Based in Las Vegas, Douglas french writes about the  economy and book reviews. 

Cashing in on Too-Big-to-Fail

Cashing in on Too-Big-to-Fail

Wall Street titans are cashing in on, shall we say, cronyish capitalism. As a part of the bank bailouts, stock warrants were issued to the Federal Government. Rachael Louise Ensign explains in the Wall Street Journal,

The warrants date back to the financial crisis, when the government invested about $250 billion in about 700 banks as a part of the Troubled Asset Relief Program, or TARP. As part of the program, which aimed to shore up bank capital and restart lending, the government got warrants to buy shares in the banks. The Treasury Department started getting rid of the warrants in 2009, a process that included selling some off to investors.

What also happened in 2009 was FASB changing the accounting rules for banks. At the time, the FASB folks were put on the defensive with their blatant accounting chicanery to breathe life into bank balance sheets. “These are extraordinary times and the FASB has responded swiftly to the critical needs of the capital markets,” Neal McGarity, a FASB spokesman, told reporters after the votes.

The Associated Press reported,

An estimated $2 trillion in soured assets is weighing on banks’ balance sheets. The mark-to-market rules have forced banks to take steep write-downs on subprime mortgage securities and other toxic assets, as the industry has reeled from the housing market slump and banks have foundered and failed.
 

The new guidelines remove the presumption that if there isn’t a current active market for assets, they must automatically be considered distressed. They also will allow banks to avoid reporting some losses on securities by splitting them among factors like anemic markets or fluctuating interest rates that won’t have to be counted toward net income or loss.

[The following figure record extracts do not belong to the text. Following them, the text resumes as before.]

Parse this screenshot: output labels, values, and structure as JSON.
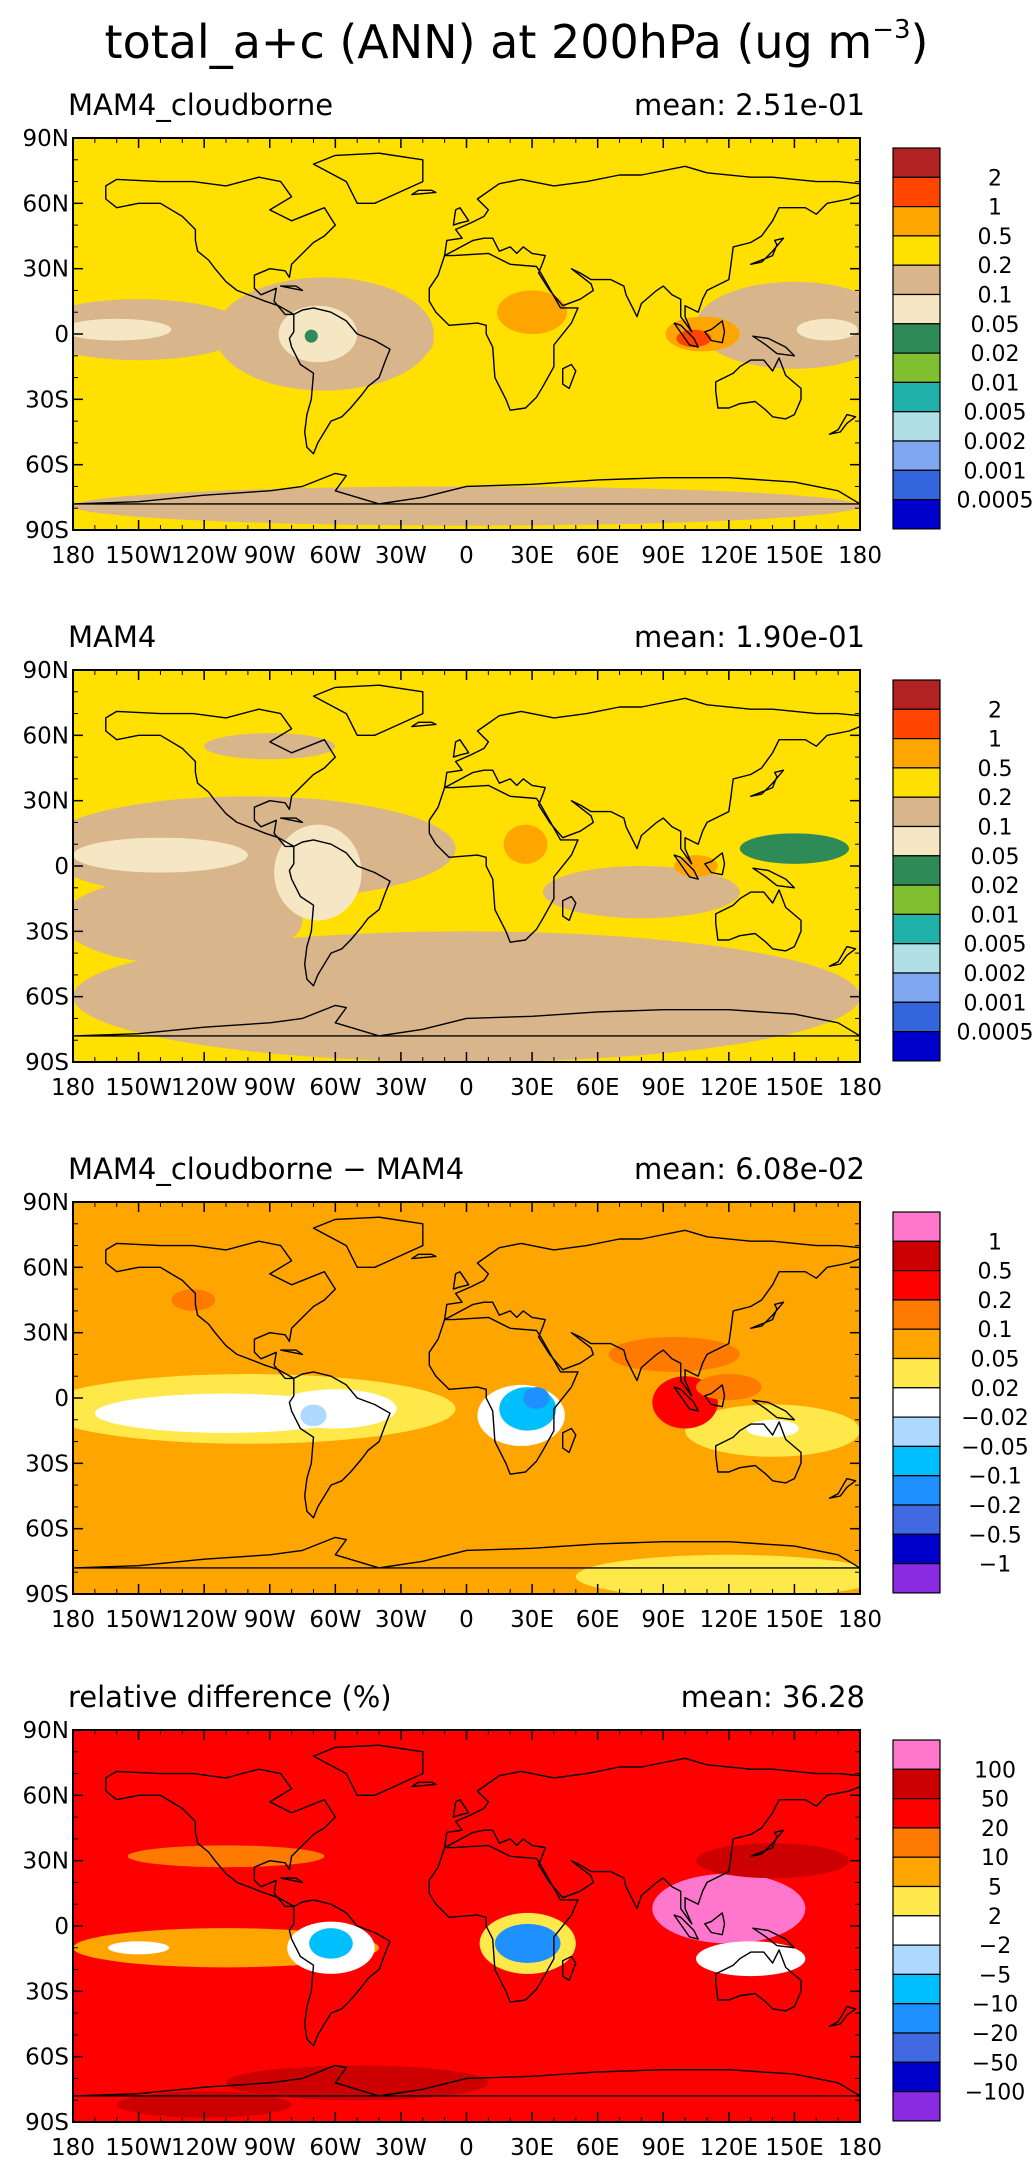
{
  "figure": {
    "title_main": "total_a+c (ANN) at 200hPa (ug m",
    "title_exp": "−3",
    "title_close": ")"
  },
  "axes": {
    "x_tick_labels": [
      "180",
      "150W",
      "120W",
      "90W",
      "60W",
      "30W",
      "0",
      "30E",
      "60E",
      "90E",
      "120E",
      "150E",
      "180"
    ],
    "y_tick_labels": [
      "90N",
      "60N",
      "30N",
      "0",
      "30S",
      "60S",
      "90S"
    ]
  },
  "colors": {
    "conc": [
      "#0000cc",
      "#3366dd",
      "#7fa6f0",
      "#b0e0e6",
      "#20b2aa",
      "#80c030",
      "#2e8b57",
      "#f5e6c4",
      "#d8b58a",
      "#ffe000",
      "#ffa500",
      "#ff4500",
      "#b22222"
    ],
    "diff": [
      "#8a2be2",
      "#0000cd",
      "#4169e1",
      "#1e90ff",
      "#00bfff",
      "#add8ff",
      "#ffffff",
      "#ffe84a",
      "#ffa500",
      "#ff7a00",
      "#ff0000",
      "#cc0000",
      "#ff77cc"
    ]
  },
  "chart_data": [
    {
      "type": "heatmap",
      "title": "MAM4_cloudborne",
      "mean_label": "mean: 2.51e-01",
      "xlim": [
        -180,
        180
      ],
      "ylim": [
        -90,
        90
      ],
      "colorbar_labels": [
        "2",
        "1",
        "0.5",
        "0.2",
        "0.1",
        "0.05",
        "0.02",
        "0.01",
        "0.005",
        "0.002",
        "0.001",
        "0.0005"
      ],
      "background_class": 9,
      "regions": [
        {
          "lon": -150,
          "lat": 2,
          "rlon": 50,
          "rlat": 14,
          "cls": 8
        },
        {
          "lon": -65,
          "lat": 0,
          "rlon": 50,
          "rlat": 26,
          "cls": 8
        },
        {
          "lon": -40,
          "lat": -3,
          "rlon": 25,
          "rlat": 12,
          "cls": 8
        },
        {
          "lon": 150,
          "lat": 4,
          "rlon": 45,
          "rlat": 20,
          "cls": 8
        },
        {
          "lon": 165,
          "lat": 2,
          "rlon": 14,
          "rlat": 5,
          "cls": 7
        },
        {
          "lon": -160,
          "lat": 2,
          "rlon": 25,
          "rlat": 5,
          "cls": 7
        },
        {
          "lon": -68,
          "lat": 0,
          "rlon": 18,
          "rlat": 13,
          "cls": 7
        },
        {
          "lon": 0,
          "lat": -79,
          "rlon": 180,
          "rlat": 9,
          "cls": 8
        },
        {
          "lon": 30,
          "lat": 10,
          "rlon": 16,
          "rlat": 10,
          "cls": 10
        },
        {
          "lon": 108,
          "lat": 0,
          "rlon": 17,
          "rlat": 8,
          "cls": 10
        },
        {
          "lon": 104,
          "lat": -2,
          "rlon": 8,
          "rlat": 4,
          "cls": 11
        },
        {
          "lon": -71,
          "lat": -1,
          "rlon": 3,
          "rlat": 3,
          "cls": 6
        }
      ]
    },
    {
      "type": "heatmap",
      "title": "MAM4",
      "mean_label": "mean: 1.90e-01",
      "xlim": [
        -180,
        180
      ],
      "ylim": [
        -90,
        90
      ],
      "colorbar_labels": [
        "2",
        "1",
        "0.5",
        "0.2",
        "0.1",
        "0.05",
        "0.02",
        "0.01",
        "0.005",
        "0.002",
        "0.001",
        "0.0005"
      ],
      "background_class": 9,
      "regions": [
        {
          "lon": -100,
          "lat": 8,
          "rlon": 95,
          "rlat": 24,
          "cls": 8
        },
        {
          "lon": 0,
          "lat": -60,
          "rlon": 180,
          "rlat": 30,
          "cls": 8
        },
        {
          "lon": 80,
          "lat": -12,
          "rlon": 45,
          "rlat": 12,
          "cls": 8
        },
        {
          "lon": -130,
          "lat": -25,
          "rlon": 55,
          "rlat": 20,
          "cls": 8
        },
        {
          "lon": -90,
          "lat": 55,
          "rlon": 30,
          "rlat": 6,
          "cls": 8
        },
        {
          "lon": -140,
          "lat": 5,
          "rlon": 40,
          "rlat": 8,
          "cls": 7
        },
        {
          "lon": -68,
          "lat": -3,
          "rlon": 20,
          "rlat": 22,
          "cls": 7
        },
        {
          "lon": 130,
          "lat": 8,
          "rlon": 20,
          "rlat": 14,
          "cls": 9
        },
        {
          "lon": 150,
          "lat": 8,
          "rlon": 25,
          "rlat": 7,
          "cls": 6
        },
        {
          "lon": 27,
          "lat": 10,
          "rlon": 10,
          "rlat": 9,
          "cls": 10
        },
        {
          "lon": 105,
          "lat": 0,
          "rlon": 10,
          "rlat": 5,
          "cls": 10
        }
      ]
    },
    {
      "type": "heatmap",
      "title": "MAM4_cloudborne − MAM4",
      "mean_label": "mean: 6.08e-02",
      "xlim": [
        -180,
        180
      ],
      "ylim": [
        -90,
        90
      ],
      "colorbar_labels": [
        "1",
        "0.5",
        "0.2",
        "0.1",
        "0.05",
        "0.02",
        "−0.02",
        "−0.05",
        "−0.1",
        "−0.2",
        "−0.5",
        "−1"
      ],
      "background_class": 8,
      "regions": [
        {
          "lon": -100,
          "lat": -5,
          "rlon": 95,
          "rlat": 16,
          "cls": 7
        },
        {
          "lon": 140,
          "lat": -15,
          "rlon": 40,
          "rlat": 12,
          "cls": 7
        },
        {
          "lon": 120,
          "lat": -82,
          "rlon": 70,
          "rlat": 10,
          "cls": 7
        },
        {
          "lon": -110,
          "lat": -7,
          "rlon": 60,
          "rlat": 9,
          "cls": 6
        },
        {
          "lon": -60,
          "lat": -5,
          "rlon": 28,
          "rlat": 9,
          "cls": 6
        },
        {
          "lon": 140,
          "lat": -14,
          "rlon": 12,
          "rlat": 4,
          "cls": 6
        },
        {
          "lon": 25,
          "lat": -8,
          "rlon": 20,
          "rlat": 14,
          "cls": 6
        },
        {
          "lon": 28,
          "lat": -5,
          "rlon": 13,
          "rlat": 10,
          "cls": 4
        },
        {
          "lon": 32,
          "lat": 0,
          "rlon": 6,
          "rlat": 5,
          "cls": 3
        },
        {
          "lon": -70,
          "lat": -8,
          "rlon": 6,
          "rlat": 5,
          "cls": 5
        },
        {
          "lon": 95,
          "lat": 20,
          "rlon": 30,
          "rlat": 8,
          "cls": 9
        },
        {
          "lon": 100,
          "lat": -2,
          "rlon": 15,
          "rlat": 12,
          "cls": 10
        },
        {
          "lon": 120,
          "lat": 5,
          "rlon": 15,
          "rlat": 6,
          "cls": 9
        },
        {
          "lon": -125,
          "lat": 45,
          "rlon": 10,
          "rlat": 5,
          "cls": 9
        }
      ]
    },
    {
      "type": "heatmap",
      "title": "relative difference (%)",
      "mean_label": "mean: 36.28",
      "xlim": [
        -180,
        180
      ],
      "ylim": [
        -90,
        90
      ],
      "colorbar_labels": [
        "100",
        "50",
        "20",
        "10",
        "5",
        "2",
        "−2",
        "−5",
        "−10",
        "−20",
        "−50",
        "−100"
      ],
      "background_class": 10,
      "regions": [
        {
          "lon": 120,
          "lat": 8,
          "rlon": 35,
          "rlat": 16,
          "cls": 12
        },
        {
          "lon": 140,
          "lat": 30,
          "rlon": 35,
          "rlat": 8,
          "cls": 11
        },
        {
          "lon": -110,
          "lat": 32,
          "rlon": 45,
          "rlat": 5,
          "cls": 9
        },
        {
          "lon": -110,
          "lat": -10,
          "rlon": 70,
          "rlat": 9,
          "cls": 8
        },
        {
          "lon": -62,
          "lat": -10,
          "rlon": 20,
          "rlat": 12,
          "cls": 6
        },
        {
          "lon": -62,
          "lat": -8,
          "rlon": 10,
          "rlat": 7,
          "cls": 4
        },
        {
          "lon": -150,
          "lat": -10,
          "rlon": 14,
          "rlat": 3,
          "cls": 6
        },
        {
          "lon": 28,
          "lat": -8,
          "rlon": 22,
          "rlat": 14,
          "cls": 7
        },
        {
          "lon": 28,
          "lat": -8,
          "rlon": 15,
          "rlat": 9,
          "cls": 3
        },
        {
          "lon": 130,
          "lat": -15,
          "rlon": 25,
          "rlat": 8,
          "cls": 6
        },
        {
          "lon": -50,
          "lat": -72,
          "rlon": 60,
          "rlat": 8,
          "cls": 11
        },
        {
          "lon": -120,
          "lat": -82,
          "rlon": 40,
          "rlat": 6,
          "cls": 11
        }
      ]
    }
  ]
}
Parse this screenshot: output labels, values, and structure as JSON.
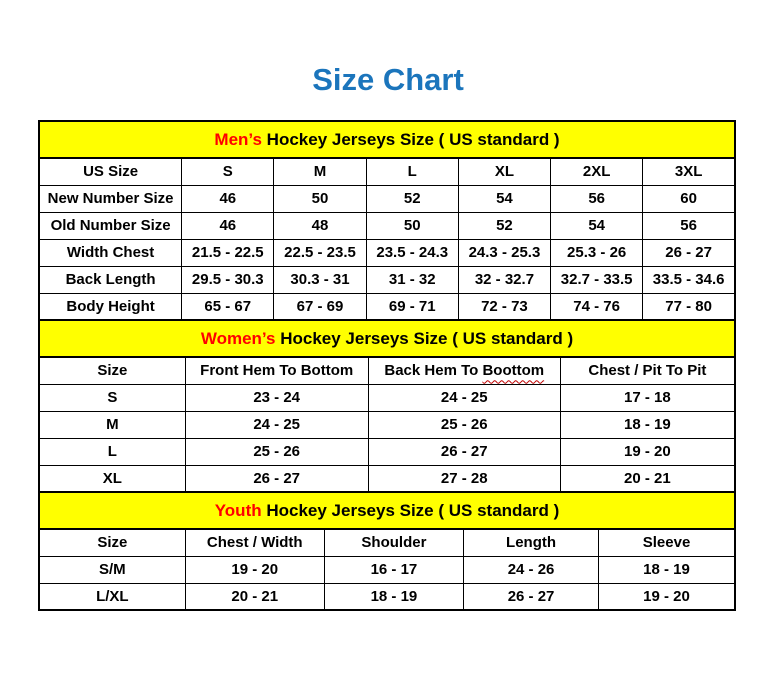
{
  "page": {
    "title": "Size Chart"
  },
  "colors": {
    "title": "#1B75BC",
    "banner_bg": "#FFFF00",
    "banner_highlight": "#FF0000",
    "text": "#000000",
    "border": "#000000",
    "spellcheck_underline": "#C00000"
  },
  "tables": [
    {
      "id": "mens",
      "banner": {
        "highlight": "Men’s",
        "rest": " Hockey Jerseys Size ( US standard )"
      },
      "columns": [
        "US Size",
        "S",
        "M",
        "L",
        "XL",
        "2XL",
        "3XL"
      ],
      "rows": [
        [
          "New Number Size",
          "46",
          "50",
          "52",
          "54",
          "56",
          "60"
        ],
        [
          "Old Number Size",
          "46",
          "48",
          "50",
          "52",
          "54",
          "56"
        ],
        [
          "Width Chest",
          "21.5 - 22.5",
          "22.5 - 23.5",
          "23.5 - 24.3",
          "24.3 - 25.3",
          "25.3 - 26",
          "26 - 27"
        ],
        [
          "Back Length",
          "29.5 - 30.3",
          "30.3 - 31",
          "31 - 32",
          "32 - 32.7",
          "32.7 - 33.5",
          "33.5 - 34.6"
        ],
        [
          "Body Height",
          "65 - 67",
          "67 - 69",
          "69 - 71",
          "72 - 73",
          "74 - 76",
          "77 - 80"
        ]
      ]
    },
    {
      "id": "womens",
      "banner": {
        "highlight": "Women’s",
        "rest": " Hockey Jerseys Size ( US standard )"
      },
      "columns": [
        "Size",
        "Front Hem To Bottom",
        "Back Hem To Boottom",
        "Chest / Pit To Pit"
      ],
      "spellcheck": {
        "col": 2,
        "word": "Boottom"
      },
      "rows": [
        [
          "S",
          "23 - 24",
          "24 - 25",
          "17 - 18"
        ],
        [
          "M",
          "24 - 25",
          "25 - 26",
          "18 - 19"
        ],
        [
          "L",
          "25 - 26",
          "26 - 27",
          "19 - 20"
        ],
        [
          "XL",
          "26 - 27",
          "27 - 28",
          "20 - 21"
        ]
      ]
    },
    {
      "id": "youth",
      "banner": {
        "highlight": "Youth",
        "rest": " Hockey Jerseys Size ( US standard )"
      },
      "columns": [
        "Size",
        "Chest / Width",
        "Shoulder",
        "Length",
        "Sleeve"
      ],
      "rows": [
        [
          "S/M",
          "19 - 20",
          "16 - 17",
          "24 - 26",
          "18 - 19"
        ],
        [
          "L/XL",
          "20 - 21",
          "18 - 19",
          "26 - 27",
          "19 - 20"
        ]
      ]
    }
  ]
}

In simple terms, “Some experts and industry officials said the move will help resuscitate banks, allowing them to increase earnings and carry less capital as a buffer against potential losses,” wrote the AP.

So, with FASB shocking the banks back to life with their rule-changing paddles, and the Fed offering banks a place on its bloated balance sheet to park cash and earn a risk-free 25 basis points, a few canny investors scooped up the warrants and waited for the Fed’s cheap money to raise all boats, even the comatose bank boats.

Here we are nearly 10 years later, as the warrants are about to expire, and fund managers who read the bail-out tea leaves are ready to cash in for having put their money on the politically connected banksters.

For instance, “The Miller Opportunity Trust mutual fund said it has notched gains of about $77 million on a $24 million investment in J.P. Morgan warrants.”

The Treasury made $5 billion selling the warrants, but Uncle Sam still left billions on the table. “The TARP warrants still trading in Bank of America, J.P. Morgan, Wells Fargo & Co. and PNC Financial Services Group Inc., for example, are worth more than $2 billion more on paper than when the government sold,” writes Ms. Ensign.   

Too-Big-To-Fail has only become bigger, with bank balance sheets a bigger share of GDP than 2008. Atle Willems writes on Seeking Alpha,

The average bank is therefore more "systemically" important today than back then as the average bank's "share of GDP" has increased 60.5% from 2008 to 2016 (calculated as av. total assets per bank in the table above divided by GDP for the quarter). Whatever difficulties the banking system will experience going forward therefore will have a potentially bigger negative impact on the economy than in 2008.  

Whatever difficulties is probably located squarely in the area of derivatives exposure. Michael Snyder wrote on ZeroHedge,

The recklessness of the “too big to fail” banks almost doomed them the last time around, but apparently they still haven’t learned from their past mistakes.  Today, the top 25 U.S. banks have 222 trillion dollars of exposure to derivatives.  In other words, the exposure that these banks have to derivatives contracts is approximately equivalent to the gross domestic product of the United States times twelve.  

Those warrant buyers will likely have their chance to buy bail-out warrants again, soon.